In the following year the Second Crusading army marched, the rear being protected by the Templar Tinder Everard de Barres, who was now Grand Master, and we are told by the French chronicler, Odo, the king’s chaplain, that the whole army was edified by the high and noble example of military discipline, frugality, and temperance set by the Templars.
The campaign began with the siege of Damascus, and Louis, King of France, and Conrad, Emperor of Germany, joined their armies to stem the advancing torrent of the enemy. But the Mahometans were almost everywhere victorious, and the Christians reduced to the greatest straits.
Letter of a Knight Templar
The following extract from a letter sent by the Templars to their Master, who had returned to France with King Louis, will best explain their condition :—” Since we have been deprived of your beloved presence we have had the misfortune to lose in battle the Prince of Antioch, and all his nobility. To this catastrophe has succeeded another.
The infidels invaded the territory of Antioch, and drove all before them. On intelligence of this our brethren assembled in arms, and went to the succor of the desolated province. We could only get together one hundred and twenty knights, and one thousand serving brothers and hired soldiers. Your paternity knows our extreme want of money, cavalry and infantry, and we earnestly implore you to rejoin us as soon as possible, with all the necessary succors for the Eastern Church, our common mother Scarcely had we arrived in the neighborhood of Antioch, when we were hemmed in by the Turcomans on the one side, and the Sultan of Aleppo on the other. The greater part of those whom we led are dead.

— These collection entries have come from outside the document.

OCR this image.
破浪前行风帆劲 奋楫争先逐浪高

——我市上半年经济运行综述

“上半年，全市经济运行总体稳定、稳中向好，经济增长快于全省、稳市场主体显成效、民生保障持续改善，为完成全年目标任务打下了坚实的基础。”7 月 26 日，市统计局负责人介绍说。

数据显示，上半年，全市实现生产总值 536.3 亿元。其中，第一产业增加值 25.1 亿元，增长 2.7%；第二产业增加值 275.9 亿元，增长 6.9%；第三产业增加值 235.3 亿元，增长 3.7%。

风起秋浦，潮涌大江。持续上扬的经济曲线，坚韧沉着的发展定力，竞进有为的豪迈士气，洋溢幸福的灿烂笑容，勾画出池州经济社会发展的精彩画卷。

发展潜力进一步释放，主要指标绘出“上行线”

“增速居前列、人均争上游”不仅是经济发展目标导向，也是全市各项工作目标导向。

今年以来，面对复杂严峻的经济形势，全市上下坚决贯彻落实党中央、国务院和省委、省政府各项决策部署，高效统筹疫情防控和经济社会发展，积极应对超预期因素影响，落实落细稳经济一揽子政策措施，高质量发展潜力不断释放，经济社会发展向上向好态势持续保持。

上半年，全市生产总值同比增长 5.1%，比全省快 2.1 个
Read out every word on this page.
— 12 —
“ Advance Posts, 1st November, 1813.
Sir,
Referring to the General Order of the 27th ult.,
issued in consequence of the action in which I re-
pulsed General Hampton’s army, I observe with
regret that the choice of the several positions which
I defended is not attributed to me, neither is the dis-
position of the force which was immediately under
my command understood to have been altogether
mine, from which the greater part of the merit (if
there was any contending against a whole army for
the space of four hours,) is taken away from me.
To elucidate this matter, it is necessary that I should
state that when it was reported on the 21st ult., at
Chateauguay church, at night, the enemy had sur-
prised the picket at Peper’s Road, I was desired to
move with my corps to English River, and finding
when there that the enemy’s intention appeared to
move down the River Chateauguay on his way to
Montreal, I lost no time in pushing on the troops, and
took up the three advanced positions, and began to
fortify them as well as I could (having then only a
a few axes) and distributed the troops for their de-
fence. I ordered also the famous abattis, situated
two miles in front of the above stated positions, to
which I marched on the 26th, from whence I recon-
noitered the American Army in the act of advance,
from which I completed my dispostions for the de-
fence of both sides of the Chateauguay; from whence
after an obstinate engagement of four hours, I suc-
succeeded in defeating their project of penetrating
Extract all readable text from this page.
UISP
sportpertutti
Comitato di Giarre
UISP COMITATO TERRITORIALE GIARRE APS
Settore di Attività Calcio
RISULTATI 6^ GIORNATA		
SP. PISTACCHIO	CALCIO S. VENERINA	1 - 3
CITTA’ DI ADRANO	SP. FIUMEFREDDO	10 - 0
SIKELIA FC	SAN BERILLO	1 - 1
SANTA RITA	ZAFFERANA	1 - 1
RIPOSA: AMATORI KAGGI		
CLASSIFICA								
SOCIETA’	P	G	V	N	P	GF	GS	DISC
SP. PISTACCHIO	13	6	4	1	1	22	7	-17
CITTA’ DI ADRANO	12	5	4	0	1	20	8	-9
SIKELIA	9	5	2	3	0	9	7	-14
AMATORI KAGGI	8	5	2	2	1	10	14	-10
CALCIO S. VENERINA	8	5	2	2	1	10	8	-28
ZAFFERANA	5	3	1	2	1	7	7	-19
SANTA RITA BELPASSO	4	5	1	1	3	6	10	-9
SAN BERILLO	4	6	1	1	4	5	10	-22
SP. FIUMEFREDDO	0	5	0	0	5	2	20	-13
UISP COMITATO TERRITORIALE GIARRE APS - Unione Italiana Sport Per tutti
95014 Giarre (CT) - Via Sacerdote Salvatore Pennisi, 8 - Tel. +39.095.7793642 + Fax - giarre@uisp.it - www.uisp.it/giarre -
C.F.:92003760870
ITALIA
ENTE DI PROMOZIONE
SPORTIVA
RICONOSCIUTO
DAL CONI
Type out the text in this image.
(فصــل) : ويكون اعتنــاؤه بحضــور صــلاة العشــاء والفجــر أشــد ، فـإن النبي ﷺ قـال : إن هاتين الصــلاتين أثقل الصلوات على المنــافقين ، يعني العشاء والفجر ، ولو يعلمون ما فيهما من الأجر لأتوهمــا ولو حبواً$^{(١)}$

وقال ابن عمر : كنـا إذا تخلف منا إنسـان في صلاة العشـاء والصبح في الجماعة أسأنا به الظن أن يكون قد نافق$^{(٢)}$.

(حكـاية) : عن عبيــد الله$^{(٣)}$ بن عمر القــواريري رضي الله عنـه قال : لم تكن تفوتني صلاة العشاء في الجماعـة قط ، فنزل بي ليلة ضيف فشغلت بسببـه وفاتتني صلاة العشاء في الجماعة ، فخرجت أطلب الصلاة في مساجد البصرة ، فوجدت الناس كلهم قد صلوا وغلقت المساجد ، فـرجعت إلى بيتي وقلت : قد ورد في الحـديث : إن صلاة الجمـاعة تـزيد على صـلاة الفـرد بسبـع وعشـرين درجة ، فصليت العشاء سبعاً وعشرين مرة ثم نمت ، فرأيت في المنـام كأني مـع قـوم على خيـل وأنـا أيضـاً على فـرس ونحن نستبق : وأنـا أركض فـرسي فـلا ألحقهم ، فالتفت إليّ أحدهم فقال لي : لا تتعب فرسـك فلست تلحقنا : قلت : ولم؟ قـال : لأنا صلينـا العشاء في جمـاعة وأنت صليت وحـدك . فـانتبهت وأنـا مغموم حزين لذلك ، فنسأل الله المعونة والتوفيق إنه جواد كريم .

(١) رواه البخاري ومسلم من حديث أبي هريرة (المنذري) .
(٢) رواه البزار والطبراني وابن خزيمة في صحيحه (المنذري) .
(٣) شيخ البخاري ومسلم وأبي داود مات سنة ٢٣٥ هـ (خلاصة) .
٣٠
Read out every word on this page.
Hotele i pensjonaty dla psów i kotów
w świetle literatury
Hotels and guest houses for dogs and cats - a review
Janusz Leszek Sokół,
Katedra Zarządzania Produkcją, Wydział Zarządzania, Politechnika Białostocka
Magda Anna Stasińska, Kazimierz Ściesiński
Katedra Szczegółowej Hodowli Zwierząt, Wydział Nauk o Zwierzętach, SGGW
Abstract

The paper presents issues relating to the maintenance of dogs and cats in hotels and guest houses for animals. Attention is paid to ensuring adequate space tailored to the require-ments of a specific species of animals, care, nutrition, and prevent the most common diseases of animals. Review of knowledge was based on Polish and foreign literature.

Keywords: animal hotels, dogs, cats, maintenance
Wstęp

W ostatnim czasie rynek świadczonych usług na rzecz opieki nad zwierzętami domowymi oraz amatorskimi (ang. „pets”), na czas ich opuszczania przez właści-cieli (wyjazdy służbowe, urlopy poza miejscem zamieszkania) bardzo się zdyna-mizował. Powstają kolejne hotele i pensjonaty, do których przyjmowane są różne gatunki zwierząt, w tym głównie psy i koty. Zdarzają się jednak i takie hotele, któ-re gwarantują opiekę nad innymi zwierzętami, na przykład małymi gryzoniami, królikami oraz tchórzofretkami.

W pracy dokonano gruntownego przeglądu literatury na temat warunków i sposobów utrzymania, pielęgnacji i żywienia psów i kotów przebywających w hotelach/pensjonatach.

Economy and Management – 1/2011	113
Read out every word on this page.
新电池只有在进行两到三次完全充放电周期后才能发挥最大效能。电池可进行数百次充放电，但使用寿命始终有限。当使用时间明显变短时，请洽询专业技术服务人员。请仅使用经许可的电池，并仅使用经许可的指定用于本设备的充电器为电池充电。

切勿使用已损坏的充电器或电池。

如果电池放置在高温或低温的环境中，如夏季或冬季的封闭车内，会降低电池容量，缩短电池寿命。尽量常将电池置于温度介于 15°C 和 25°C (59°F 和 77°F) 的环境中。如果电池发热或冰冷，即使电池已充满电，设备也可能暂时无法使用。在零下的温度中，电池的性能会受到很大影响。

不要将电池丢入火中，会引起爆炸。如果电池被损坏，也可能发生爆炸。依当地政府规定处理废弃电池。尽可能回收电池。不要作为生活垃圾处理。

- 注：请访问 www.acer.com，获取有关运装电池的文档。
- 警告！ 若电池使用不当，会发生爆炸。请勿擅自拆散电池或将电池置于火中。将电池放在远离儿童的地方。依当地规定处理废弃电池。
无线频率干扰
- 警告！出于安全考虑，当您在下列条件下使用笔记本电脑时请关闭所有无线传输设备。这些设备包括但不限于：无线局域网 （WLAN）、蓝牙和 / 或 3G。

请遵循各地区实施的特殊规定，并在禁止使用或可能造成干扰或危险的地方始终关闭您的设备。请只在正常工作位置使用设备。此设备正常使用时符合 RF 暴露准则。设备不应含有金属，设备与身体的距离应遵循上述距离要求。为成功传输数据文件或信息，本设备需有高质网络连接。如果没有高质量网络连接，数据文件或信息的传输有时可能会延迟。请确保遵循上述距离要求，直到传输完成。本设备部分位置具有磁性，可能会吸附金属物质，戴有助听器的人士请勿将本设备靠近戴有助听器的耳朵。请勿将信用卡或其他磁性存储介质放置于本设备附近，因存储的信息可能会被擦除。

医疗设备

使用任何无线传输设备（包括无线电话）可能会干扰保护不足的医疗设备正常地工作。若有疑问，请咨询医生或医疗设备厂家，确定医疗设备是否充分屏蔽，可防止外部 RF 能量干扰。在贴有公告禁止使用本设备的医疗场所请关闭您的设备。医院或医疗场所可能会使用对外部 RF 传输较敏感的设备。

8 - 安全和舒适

We conjure you to bring all our knights and serving brothers, capable of bearing arms. Perchance with all your diligence, you may not find one of us alive. Use therefore all imaginable celerity; pray forget not the necessities of our house, they are such that no tongue can express them. It is also of the last importance to announce to the Pope, the King of France, and all the princes and prelates of Europe the approaching desolation of the Holy Land, to the intent they may succor us in person, or send us subsidies.
Whatever obstacles may be opposed to your departure, we trust to your zeal to surmount them, for now hath arrived the time for perfectly accomplishing our vows in sacrificing ourselves for the defense of the Eastern Church, and the Holy Sepulchre.” On receipt of this melancholy letter, the Master, not feeling himself equal to cope with the difficulties of the situation, resigned his office, and retired to the Monastery of Clairvaux, and Bernard de Tremelay, a nobleman of high rank and distinguished reputation as a soldier was elected to succeed him (a.d. 1151).
In the mean time the Mahometan army advanced upon Jerusalem, and for a time encamped upon the Mount of Olives, till, having been defeated in a pitched battle, they retired again beyond the Jordan. Shortly after this the Templars attempted, unaided and alone, to storm the city of Ascalon, and having breached the walls, they penetrated to the very centre of the town, but were then overpowered by numbers, and were slaughtered to a man.